他知道今晚这一劫逃不过去了。
晏沉从小到大,只有真正走到绝路时,才会露出这样的表情。
用一双已看透结果的眼睛望着你,等你亲口说出他早已知道的答案。
龙老长叹一口气,肩膀塌下去。
“……她自己。”
“是她自己主动服的毒。”
龙老没敢看他的表情,只低着头继续往下说,声音越来越哑。
“上次毒发后,你体内那毒在血脉里运行得更快了,我那些针药也渐渐压不住它,根本撑不到我把解药研制出来。”
“拓跋淮无手里的虎玄子已是唯一能帮你解毒的法子了,所以那丫头才想出个这么个没有办法的办法来。”
“她自己服下毒药,装作身中奇毒四处求医的模样,引拓跋淮无上钩。”
“她在赌拓跋淮无对她那份心思,赌拓跋淮无不会眼睁睁看着她死,赌拓跋淮无会把虎玄子交出来救她。”

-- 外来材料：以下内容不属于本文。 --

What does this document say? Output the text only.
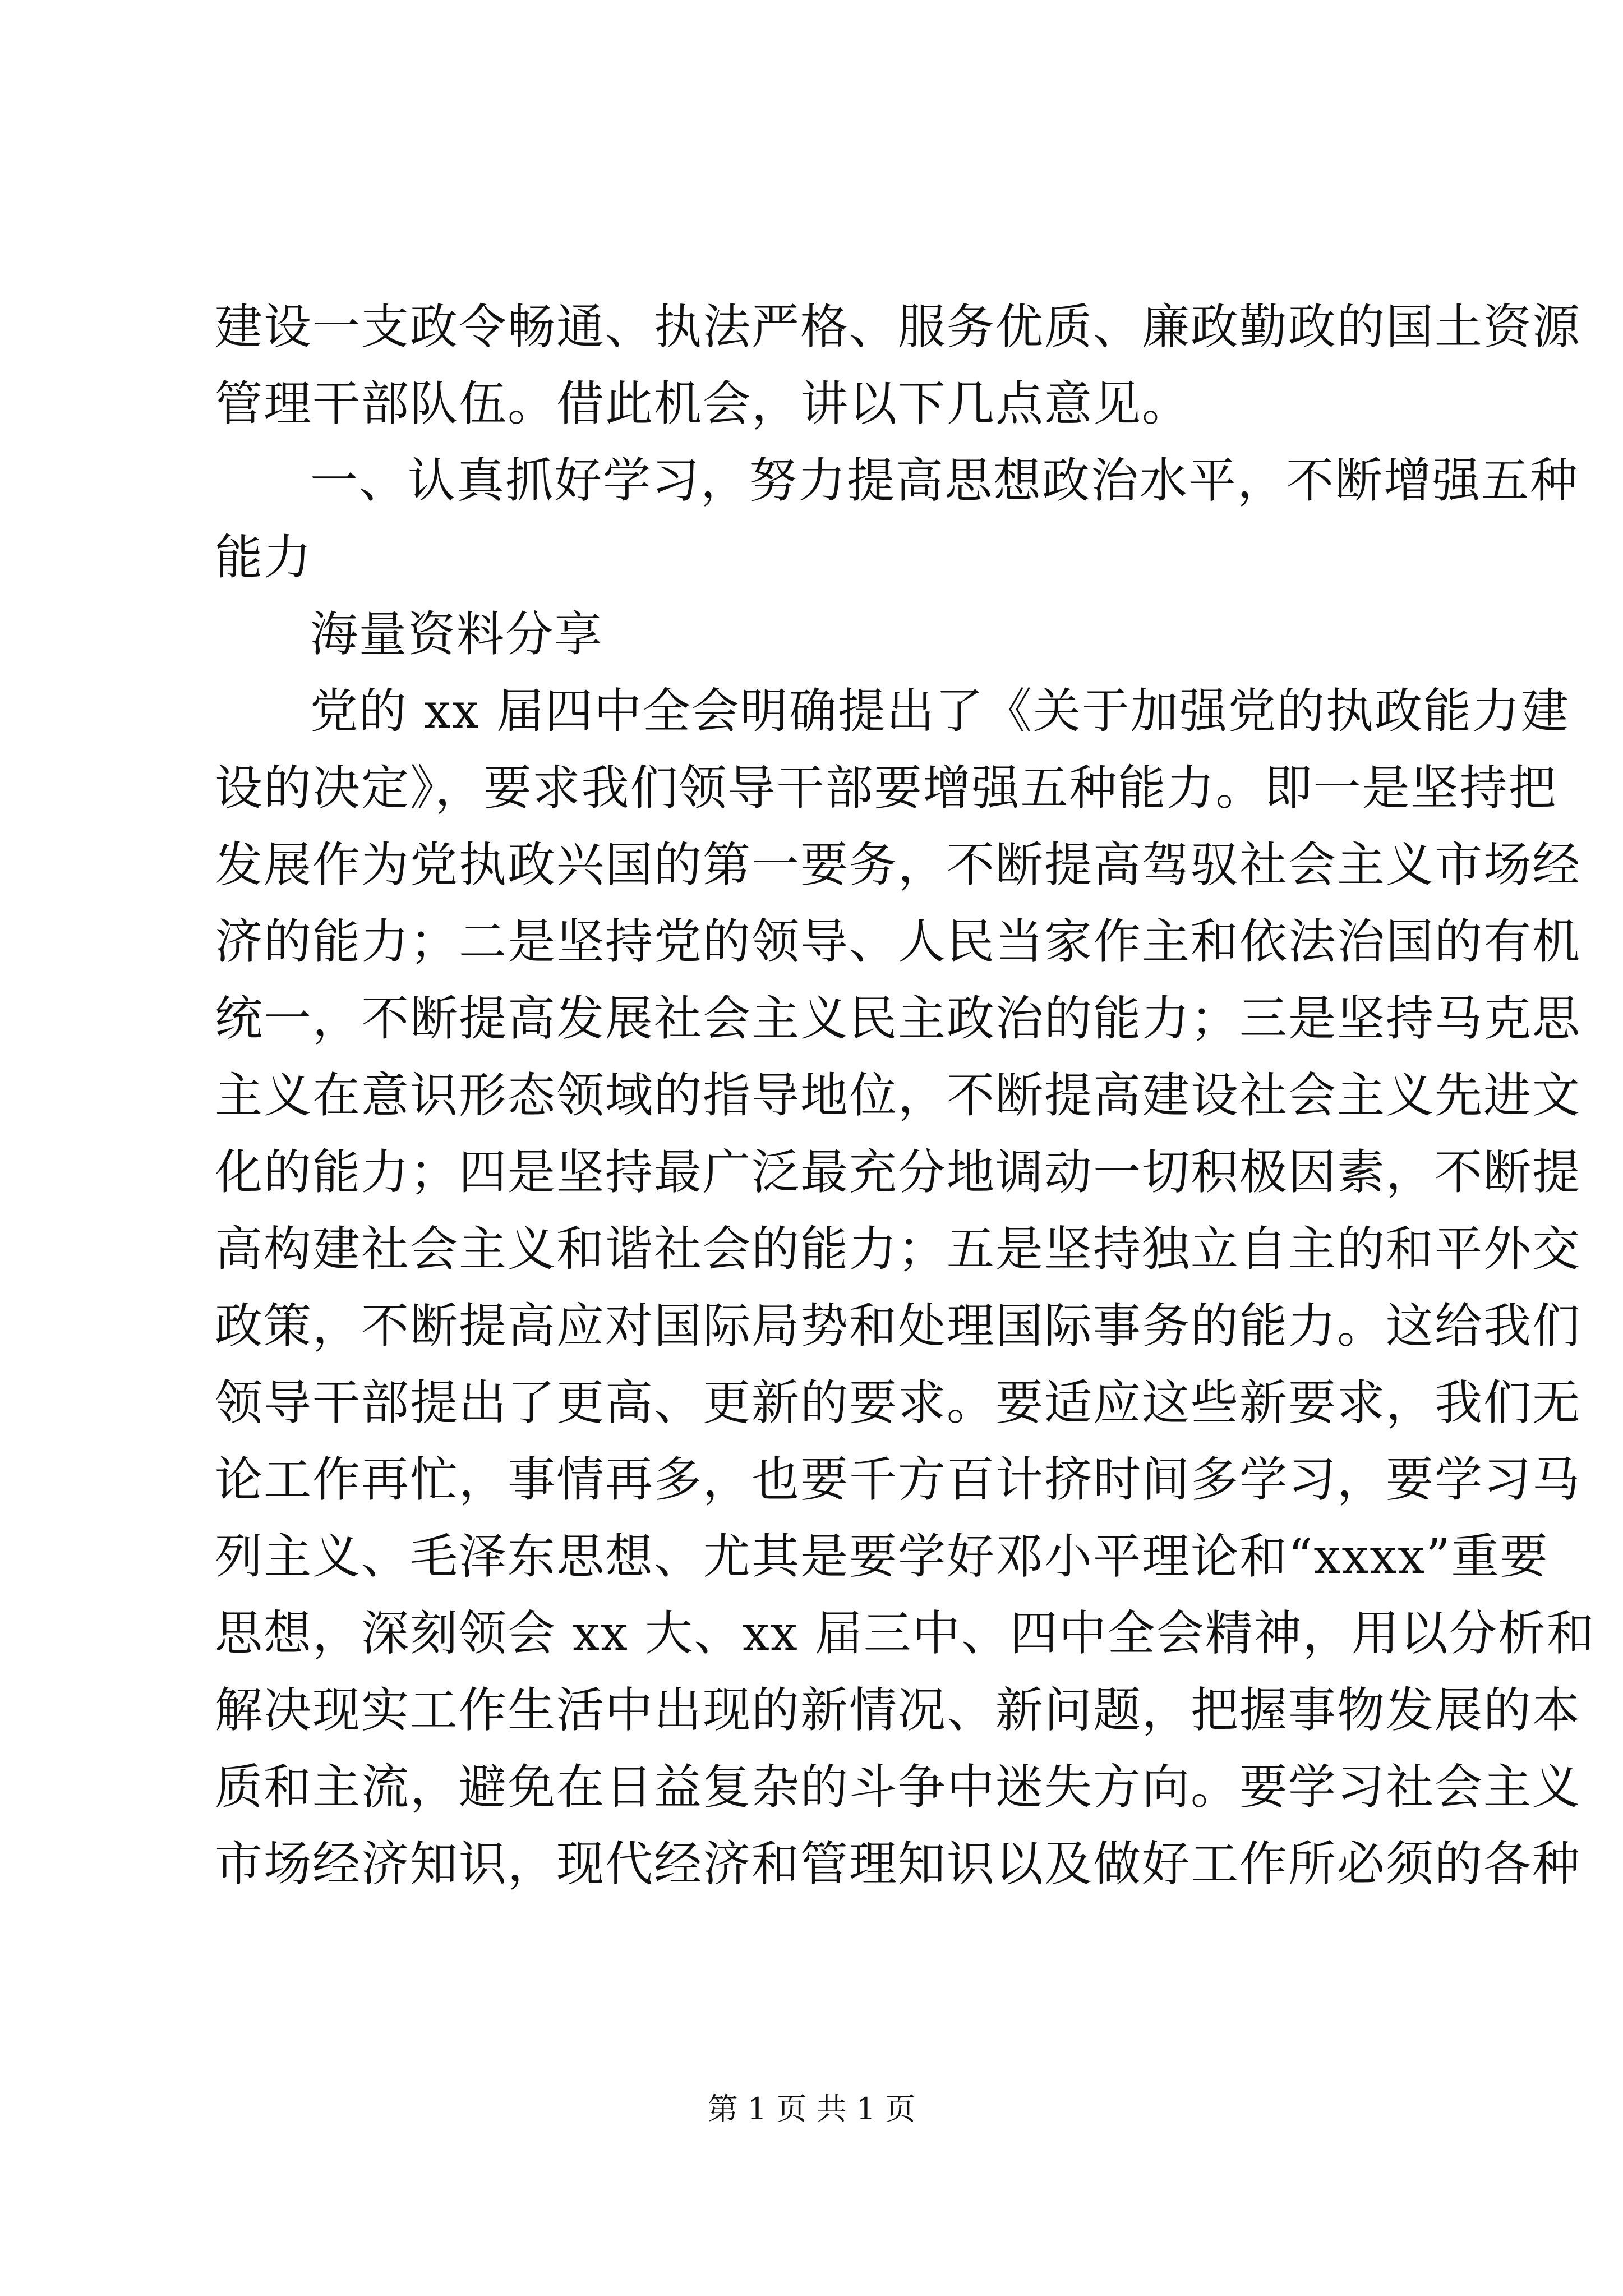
建设一支政令畅通、执法严格、服务优质、廉政勤政的国土资源
管理干部队伍。借此机会，讲以下几点意见。
一、认真抓好学习，努力提高思想政治水平，不断增强五种
能力
海量资料分享
党的 xx 届四中全会明确提出了《关于加强党的执政能力建
设的决定》，要求我们领导干部要增强五种能力。即一是坚持把
发展作为党执政兴国的第一要务，不断提高驾驭社会主义市场经
济的能力；二是坚持党的领导、人民当家作主和依法治国的有机
统一，不断提高发展社会主义民主政治的能力；三是坚持马克思
主义在意识形态领域的指导地位，不断提高建设社会主义先进文
化的能力；四是坚持最广泛最充分地调动一切积极因素，不断提
高构建社会主义和谐社会的能力；五是坚持独立自主的和平外交
政策，不断提高应对国际局势和处理国际事务的能力。这给我们
领导干部提出了更高、更新的要求。要适应这些新要求，我们无
论工作再忙，事情再多，也要千方百计挤时间多学习，要学习马
列主义、毛泽东思想、尤其是要学好邓小平理论和“xxxx”重要
思想，深刻领会 xx 大、xx 届三中、四中全会精神，用以分析和
解决现实工作生活中出现的新情况、新问题，把握事物发展的本
质和主流，避免在日益复杂的斗争中迷失方向。要学习社会主义
市场经济知识，现代经济和管理知识以及做好工作所必须的各种
第 1 页 共 1 页
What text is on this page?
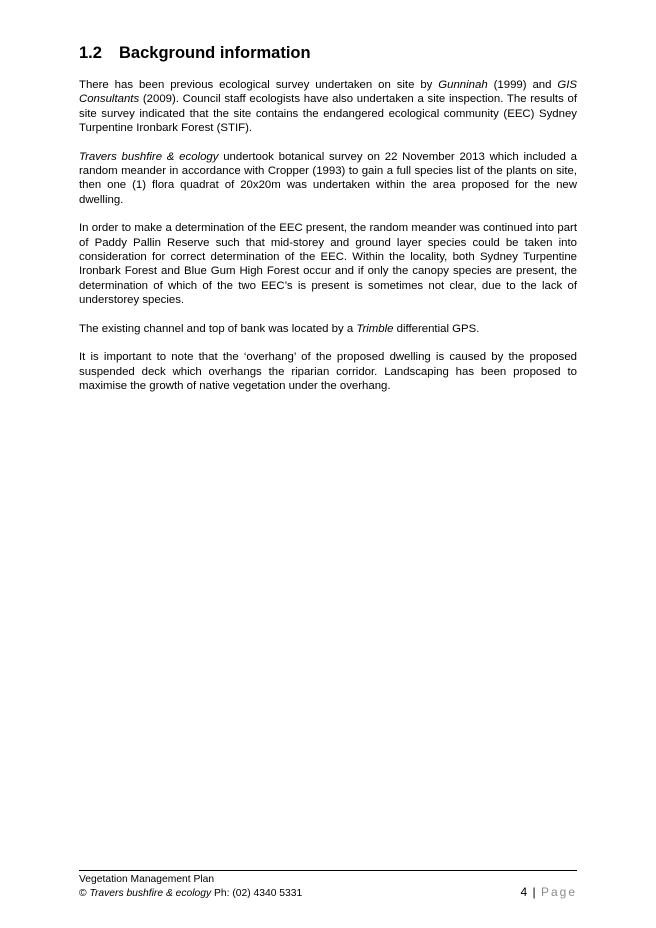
1.2 Background information

There has been previous ecological survey undertaken on site by Gunninah (1999) and GIS Consultants (2009). Council staff ecologists have also undertaken a site inspection. The results of site survey indicated that the site contains the endangered ecological community (EEC) Sydney Turpentine Ironbark Forest (STIF).

Travers bushfire & ecology undertook botanical survey on 22 November 2013 which included a random meander in accordance with Cropper (1993) to gain a full species list of the plants on site, then one (1) flora quadrat of 20x20m was undertaken within the area proposed for the new dwelling.

In order to make a determination of the EEC present, the random meander was continued into part of Paddy Pallin Reserve such that mid-storey and ground layer species could be taken into consideration for correct determination of the EEC. Within the locality, both Sydney Turpentine Ironbark Forest and Blue Gum High Forest occur and if only the canopy species are present, the determination of which of the two EEC’s is present is sometimes not clear, due to the lack of understorey species.

The existing channel and top of bank was located by a Trimble differential GPS.

It is important to note that the ‘overhang’ of the proposed dwelling is caused by the proposed suspended deck which overhangs the riparian corridor. Landscaping has been proposed to maximise the growth of native vegetation under the overhang.

Vegetation Management Plan
© Travers bushfire & ecology Ph: (02) 4340 5331	4 | Page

他说到这儿,抬手用拇指使劲蹭了一下眼角,将那点湿润狠狠碾碎。
“她之所以让我帮她瞒着你,就是怕你知道真相会拦着她,怕你宁可自己毒发去死也不让她去冒这个险……”
屋子里安静得只剩下雨声。
晏沉肩膀微微塌着,抬手用拇指蹭了一下自己眉心,指骨微颤。
“……她敢。”
他忽然笑了一声,嘴角弯起一道浅弧,眼眶却在一瞬间红透了。
“她怎么敢?”
他突然想起很多事。
想起苏软这几日越来越差的气色,笑起来时眼底那层遮不住的血丝。
想起她撒着娇非要吃的那碗要熬得烂烂的,要放很多红枣和桂圆的粥。
那些细节他全都注意到了,却一次又一次地被她的笑脸和撒娇糊弄过去,配合着她把自己活成了一个瞎子。